Dom Sibley and Joe Root stabilise England in afternoon session
Dom Sibley’s determined half-century and Joe Root’s latest classy effort carried England to a tea score of 140 for two on the opening afternoon of the first Test against India.
The pair came together with 63 on the board in Chennai, a rash reverse sweep from Rory Burns and a five-ball duck for Dan Lawrence unpicking a promising start for the tourists just before lunch.
Together they stabilised the position by batting through the middle session, with Sibley resolute on a docile batting surface that had yet to offer any real spin, absorbing 186 deliveries for 53 not out, while Root followed up his prolific series against Sri Lanka by reaching 45no.
The England captain was celebrating becoming the 15th Englishman to play 100 Tests and looked in the mood to mark his milestone in fitting fashion.
Both sides were keen to make first use of what was widely expected to be the best batting conditions of the match, but it was Root who called correctly.
A minor miscalculation almost saw Burns fall at the start of the second over, stepping across his stumps and flicking fine around pad only for Rishabh Pant to let the half-chance slip. The wicketkeeper’s glovework is under near constant scrutiny in India and an early blemish, no matter how tough, will not have helped.
That proved a solitary scare in the opening 90 minutes, with England happy to sit in on a flat surface. The runs trickled rather than flowed, but Sibley was reassuringly secure after his struggles against spin in Sri Lanka.
He was firm in defence on the front foot and when the chance came to score he did – steering Ravichandran Ashwin to third man for four, pushing him through mid-wicket for another and later cutting a short one from Shahbaz Nadeem.
While he showed no inclination to go quickly – reaching lunch with just 26 to his name – Burns decided to make his move in the 24th over, flipping the bat and swishing in cavalier fashion in a bid to open up the field. Instead the ball looped off his front hand and straight to Pant. It was an aberration of a shot in conditions that reward patience and certainty.
With Jonny Bairstow back home in Yorkshire on a period of rest and Zak Crawley injured after slipping on a marble floor earlier this week, it fell to Lawrence to occupy the number three position.
It is one he has rarely filled at county level and proved too great an ask here, as a big slice of reverse swing from Jasprit Bumrah had the Essex prospect plumb lbw for nought.
Root contrived to involve himself in a run-out scare moments before lunch, underlining the growing unease, and would have been happy to reach the break without further damage at 67 for two.
The hard work continued with just 24 runs in the first hour of the afternoon’s play as India dried up the scoring options meticulously.

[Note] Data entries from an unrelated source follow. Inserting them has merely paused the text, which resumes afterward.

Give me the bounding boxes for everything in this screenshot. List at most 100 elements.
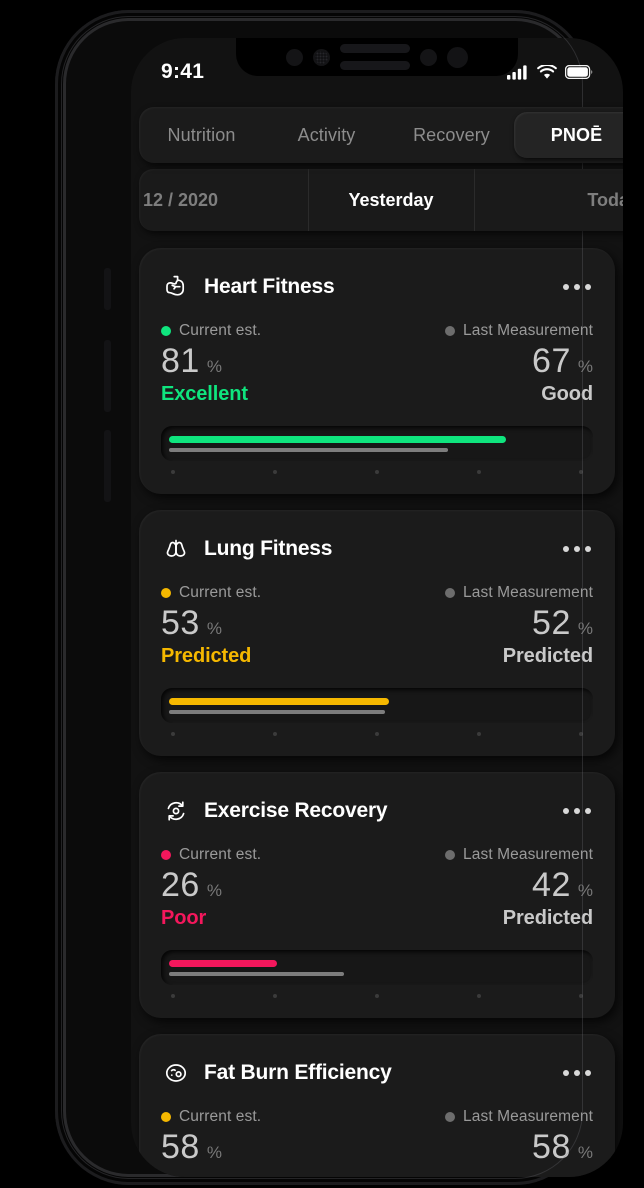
progress-well <box>161 950 593 986</box>
metric-last: Last Measurement 58% <box>445 1108 593 1169</box>
card-title: Lung Fitness <box>204 537 333 561</box>
tab-pno-[interactable]: PNOĒ <box>514 112 623 158</box>
value-number-current: 53 <box>161 604 200 643</box>
card-title: Fat Burn Efficiency <box>204 1061 392 1085</box>
value-number-current: 81 <box>161 342 200 380</box>
card-exercise-recovery[interactable]: Exercise Recovery Current est. 26% Poor Last… <box>139 772 615 1019</box>
legend-last: Last Measurement <box>445 322 593 340</box>
front-camera-icon <box>313 48 330 66</box>
value-number-current: 58 <box>161 1128 200 1167</box>
legend-dot-last <box>445 326 456 336</box>
battery-icon <box>565 65 593 79</box>
date-selector: 12 / 2020YesterdayToday <box>139 169 623 231</box>
progress-fill-last <box>169 972 344 977</box>
metric-last: Last Measurement 42% Predicted <box>445 846 593 930</box>
status-time: 9:41 <box>161 60 205 83</box>
value-unit-current: % <box>206 1143 222 1163</box>
metric-value-current: 81% <box>161 342 261 381</box>
status-label-last: Predicted <box>502 907 593 930</box>
legend-last: Last Measurement <box>445 1108 593 1126</box>
legend-dot-current <box>161 326 171 336</box>
legend-last: Last Measurement <box>445 584 593 602</box>
tab-recovery[interactable]: Recovery <box>389 107 514 163</box>
legend-dot-last <box>445 850 456 861</box>
legend-label-current: Current est. <box>179 322 262 339</box>
notch <box>236 38 518 76</box>
value-number-last: 67 <box>532 342 571 380</box>
more-options-icon[interactable] <box>561 540 593 558</box>
value-number-last: 52 <box>532 604 571 643</box>
legend-current: Current est. <box>161 584 261 602</box>
legend-current: Current est. <box>161 1108 261 1126</box>
progress-well <box>161 688 593 724</box>
legend-label-last: Last Measurement <box>463 1108 593 1126</box>
recovery-refresh-icon <box>167 801 185 821</box>
volume-down-button[interactable] <box>104 430 111 502</box>
metric-value-last: 42% <box>532 866 593 905</box>
tab-activity[interactable]: Activity <box>264 107 389 163</box>
legend-dot-last <box>445 1112 456 1123</box>
legend-label-last: Last Measurement <box>463 846 593 864</box>
heart-organ-icon <box>166 275 185 296</box>
progress-fill-current <box>169 960 278 968</box>
value-unit-current: % <box>206 619 222 639</box>
metric-last: Last Measurement 52% Predicted <box>445 584 593 668</box>
silent-switch[interactable] <box>104 268 111 310</box>
value-unit-last: % <box>577 619 593 639</box>
date-seg-month[interactable]: 12 / 2020 <box>139 169 308 231</box>
progress-fill-last <box>169 710 386 715</box>
card-heart-fitness[interactable]: Heart Fitness Current est. 81% Excellent Las… <box>139 248 615 495</box>
face-id-sensor <box>447 46 468 68</box>
value-number-last: 58 <box>532 1128 571 1167</box>
date-seg-today[interactable]: Today <box>473 169 623 231</box>
volume-up-button[interactable] <box>104 340 111 412</box>
card-lung-fitness[interactable]: Lung Fitness Current est. 53% Predicted Last… <box>139 510 615 757</box>
progress-track-current <box>169 960 585 968</box>
more-options-icon[interactable] <box>561 1064 593 1082</box>
value-number-current: 26 <box>161 866 200 905</box>
value-unit-current: % <box>206 357 222 376</box>
more-options-icon[interactable] <box>561 278 593 296</box>
tab-nutrition[interactable]: Nutrition <box>139 107 264 163</box>
status-label-current: Excellent <box>161 383 248 406</box>
earpiece-speaker <box>340 44 410 70</box>
legend-dot-last <box>445 588 456 599</box>
legend-label-current: Current est. <box>179 584 262 602</box>
metric-value-last: 67% <box>532 342 593 381</box>
legend-current: Current est. <box>161 322 261 340</box>
tab-bar: Nutrition Activity Recovery PNOĒ <box>139 107 623 163</box>
legend-label-current: Current est. <box>179 1108 262 1126</box>
sensor-dot <box>286 48 303 66</box>
card-fat-burn-efficiency[interactable]: Fat Burn Efficiency Current est. 58% Last M… <box>139 1034 615 1177</box>
wifi-icon <box>537 64 557 79</box>
date-seg-yesterday[interactable]: Yesterday <box>308 169 473 231</box>
metric-row: Current est. 81% Excellent Last Measurement… <box>161 322 593 406</box>
metric-last: Last Measurement 67% Good <box>445 322 593 406</box>
metric-row: Current est. 26% Poor Last Measurement 42% Pr… <box>161 846 593 930</box>
legend-label-last: Last Measurement <box>463 322 593 339</box>
legend-dot-current <box>161 588 171 599</box>
metric-row: Current est. 58% Last Measurement 58% <box>161 1108 593 1169</box>
more-options-icon[interactable] <box>561 802 593 820</box>
status-label-last: Predicted <box>502 645 593 668</box>
value-unit-last: % <box>577 881 593 901</box>
status-label-current: Poor <box>161 907 207 930</box>
legend-current: Current est. <box>161 846 261 864</box>
legend-dot-current <box>161 850 171 861</box>
progress-track-current <box>169 698 585 706</box>
metric-card-list[interactable]: Heart Fitness Current est. 81% Excellent Las… <box>131 248 623 1177</box>
metric-value-current: 26% <box>161 866 261 905</box>
phone-screen: 9:41 Nutrition Activity Recovery PNOĒ 12… <box>131 38 623 1177</box>
card-header: Heart Fitness <box>161 272 593 302</box>
metric-value-current: 53% <box>161 604 261 643</box>
status-label-last: Good <box>541 383 593 406</box>
card-title: Exercise Recovery <box>204 799 388 823</box>
metric-value-current: 58% <box>161 1128 261 1167</box>
legend-label-current: Current est. <box>179 846 262 864</box>
metric-current: Current est. 53% Predicted <box>161 584 261 668</box>
value-unit-last: % <box>577 1143 593 1163</box>
card-header: Lung Fitness <box>161 534 593 564</box>
legend-label-last: Last Measurement <box>463 584 593 602</box>
progress-ticks <box>161 461 593 475</box>
metric-current: Current est. 58% <box>161 1108 261 1169</box>
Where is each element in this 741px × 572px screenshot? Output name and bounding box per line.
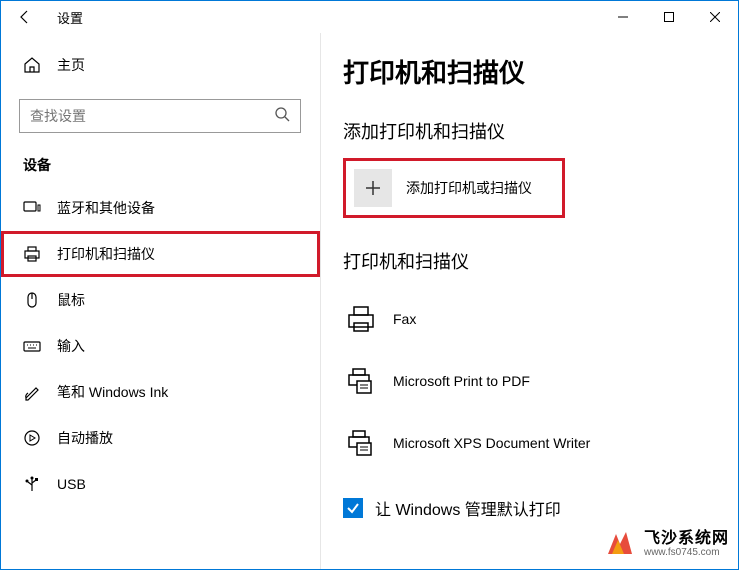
device-fax[interactable]: Fax: [343, 288, 738, 350]
sidebar-item-label: USB: [57, 476, 86, 492]
keyboard-icon: [23, 337, 41, 355]
printer-doc-icon: [343, 425, 379, 461]
device-label: Fax: [393, 311, 416, 327]
sidebar-item-bluetooth[interactable]: 蓝牙和其他设备: [1, 185, 320, 231]
sidebar-item-label: 输入: [57, 336, 85, 356]
device-label: Microsoft Print to PDF: [393, 373, 530, 389]
search-box[interactable]: [19, 99, 301, 133]
close-icon: [710, 12, 720, 22]
sidebar-item-printers[interactable]: 打印机和扫描仪: [1, 231, 320, 277]
sidebar-item-label: 蓝牙和其他设备: [57, 198, 155, 218]
sidebar-item-usb[interactable]: USB: [1, 461, 320, 507]
printer-icon: [23, 245, 41, 263]
window-controls: [600, 1, 738, 33]
default-printer-checkbox[interactable]: [343, 498, 363, 518]
back-button[interactable]: [11, 3, 39, 31]
list-section-title: 打印机和扫描仪: [343, 248, 738, 274]
maximize-button[interactable]: [646, 1, 692, 33]
add-printer-label: 添加打印机或扫描仪: [406, 178, 532, 198]
add-printer-button[interactable]: 添加打印机或扫描仪: [343, 158, 565, 218]
watermark: 飞沙系统网 www.fs0745.com: [602, 526, 729, 562]
sidebar-item-label: 打印机和扫描仪: [57, 244, 155, 264]
titlebar: 设置: [1, 1, 738, 33]
pen-icon: [23, 383, 41, 401]
settings-window: 设置 主页: [0, 0, 739, 570]
device-print-pdf[interactable]: Microsoft Print to PDF: [343, 350, 738, 412]
home-label: 主页: [57, 55, 85, 75]
device-xps-writer[interactable]: Microsoft XPS Document Writer: [343, 412, 738, 474]
watermark-title: 飞沙系统网: [644, 530, 729, 548]
sidebar-item-label: 自动播放: [57, 428, 113, 448]
plus-icon: [354, 169, 392, 207]
search-wrap: [1, 87, 320, 149]
sidebar: 主页 设备 蓝牙和其他设备: [1, 33, 321, 569]
sidebar-item-label: 笔和 Windows Ink: [57, 382, 168, 402]
section-header: 设备: [1, 149, 320, 185]
minimize-button[interactable]: [600, 1, 646, 33]
maximize-icon: [664, 12, 674, 22]
add-section-title: 添加打印机和扫描仪: [343, 118, 738, 144]
printer-doc-icon: [343, 363, 379, 399]
mouse-icon: [23, 291, 41, 309]
watermark-logo-icon: [602, 526, 638, 562]
content-panel: 打印机和扫描仪 添加打印机和扫描仪 添加打印机或扫描仪 打印机和扫描仪 Fax: [321, 33, 738, 569]
sidebar-item-label: 鼠标: [57, 290, 85, 310]
home-button[interactable]: 主页: [1, 43, 320, 87]
page-title: 打印机和扫描仪: [343, 53, 738, 90]
bluetooth-icon: [23, 199, 41, 217]
check-icon: [346, 501, 360, 515]
minimize-icon: [618, 12, 628, 22]
body: 主页 设备 蓝牙和其他设备: [1, 33, 738, 569]
sidebar-item-autoplay[interactable]: 自动播放: [1, 415, 320, 461]
device-label: Microsoft XPS Document Writer: [393, 435, 590, 451]
default-printer-checkbox-row: 让 Windows 管理默认打印: [343, 496, 738, 520]
search-icon: [274, 106, 290, 127]
watermark-url: www.fs0745.com: [644, 547, 729, 558]
sidebar-item-mouse[interactable]: 鼠标: [1, 277, 320, 323]
fax-icon: [343, 301, 379, 337]
sidebar-item-typing[interactable]: 输入: [1, 323, 320, 369]
arrow-left-icon: [17, 9, 33, 25]
home-icon: [23, 56, 41, 74]
window-title: 设置: [57, 8, 83, 27]
sidebar-item-pen[interactable]: 笔和 Windows Ink: [1, 369, 320, 415]
checkbox-label: 让 Windows 管理默认打印: [375, 496, 561, 520]
close-button[interactable]: [692, 1, 738, 33]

Root was stuck for a while on 11, during which he had three dicey moments against Ishant Sharma. After chopping past his off stump, surviving an lbw shout and toe-ending one in front of slip he finally got moving again.
A gentle 10-over burst from Nadeem and Washington Sundar allowed England to top up their total with minimal risk, Root driving his first boundary after 55 deliveries then nailing a reverse sweep.
Sibley, meanwhile, picked his moments to meet the pitch of the ball, working around his front pad to pick gaps at mid-wicket and crunching one full-blooded sweep.
A single got him to a well-earned fifty, with Root catching up quickly as he lashed Ashwin for successive boundaries on either side of the wicket.